Désigné Coupable

Voyage au cœur de l’inhumanité

Histoire vraie, film dossier qui fournit révélations et palpitations sur ce qui a pu se passer à Guantanamo, Désigné Coupable est aussi une œuvre qui croit au pouvoir du cinéma.

 

Réalisateur de documentaires et de fictions, de Mon meilleur ennemi au Dernier Roi d’Écosse, Kevin Macdonald, même quand il choisit de tourner dans la seconde catégorie, garde toujours un pied dans le réel. Ici encore, il adapte une histoire vraie, celle de Mohamedou Ould Slahi, Mauritanien arrêté chez lui, en 2001, deux mois après les attentats du 11 septembre. Et dont la famille perdit totalement la trace pendant des années, jusqu’à ce que deux avocates, quatre ans plus tard, le recherchent et obtiennent de la prison de Guantanamo cette réponse aberrante :  « Il n’est pas ‘pas là ». 

Désigné Coupable de Kevin Macdonald. Copyright TOBIS Film GmbH.

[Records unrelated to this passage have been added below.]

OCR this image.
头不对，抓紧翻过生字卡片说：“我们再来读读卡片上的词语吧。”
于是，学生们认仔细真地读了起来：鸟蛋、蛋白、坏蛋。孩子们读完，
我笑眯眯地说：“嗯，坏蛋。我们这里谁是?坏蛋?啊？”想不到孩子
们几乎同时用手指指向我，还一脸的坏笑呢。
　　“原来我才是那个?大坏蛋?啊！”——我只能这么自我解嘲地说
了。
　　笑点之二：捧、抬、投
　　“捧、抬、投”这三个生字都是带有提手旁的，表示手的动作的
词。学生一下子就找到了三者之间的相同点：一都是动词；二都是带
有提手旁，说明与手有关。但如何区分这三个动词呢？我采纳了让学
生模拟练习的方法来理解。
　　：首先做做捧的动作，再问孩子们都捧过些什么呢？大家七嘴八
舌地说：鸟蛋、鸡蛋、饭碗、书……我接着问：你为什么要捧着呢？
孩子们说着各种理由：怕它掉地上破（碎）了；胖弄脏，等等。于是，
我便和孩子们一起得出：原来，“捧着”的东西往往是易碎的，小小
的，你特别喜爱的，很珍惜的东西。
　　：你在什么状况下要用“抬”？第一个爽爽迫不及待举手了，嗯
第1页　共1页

Filmé en Scope, et en 1:33 pour les parties évoquant les flash-back et tout ce qui concerne les tortures, Désigné Coupable est à la fois le récapitulatif effrayant d’une machine que rien ne peut arrêter (mise en marche sous le gouvernement Bush, mais continuée sous Obama) et un plaidoyer contre toutes les exactions, les inhumanités. Le dispositif du film est tel que, lorsqu’on voit les traitements humiliants et terrifiants infligés au prisonnier, c’est parce que ses avocates y ont accès à travers les lettres qu’il leur envoie (même copieusement « caviardées », censurées par l’administration pénitentiaire). Ce prisme permet l’authentification et décuple l’empathie. En parallèle, l’enquête menée par un militaire pur et dur, chrétien de surcroît, qui entend bien châtier les coupables, mais pas les premiers venus ni au mépris de la loi, permet de multiplier les points de vue et d’endosser la colère légitime contre toute forme de terrorisme. Jodie Foster, Shailene Woodley et Benedict Cumberbatch, seconds rôles impressionnants, entourent avec humilité et talent un Tahar Rahim plus que crédible. Et les images finales sur les vrais protagonistes corroborent la justesse du casting.

Désigné Coupable de Kevin Macdonald. Copyright TOBIS Film GmbH.

Dans ses interstices, le film raconte aussi l’amitié naissante entre deux prisonniers parqués dehors dans la cour, séparés par de hauts grillages occultés par des bâches vertes, « décorés » par des panneaux intimant de ne pas « blesser les iguanes »… Dans ces geôles à ciel ouvert, qui font lever les yeux des prisonniers vers les nues, viennent se nicher la force de vie, les liens qui se nouent, les espoirs qui font tenir. Envers et contre tout. « En arabe, le mot « liberté » et le mot « pardon », sont les mêmes », déclarera Mohamedou lors de son procès… C’est toute la force du film de Macdonald d’éviter le manichéisme et, en faisant œuvre de témoignage, de déployer son, formats, textures, sans montrer les muscles, mais avec une maîtrise impressionnante ; toute la puissance du cinéma au service de cette histoire.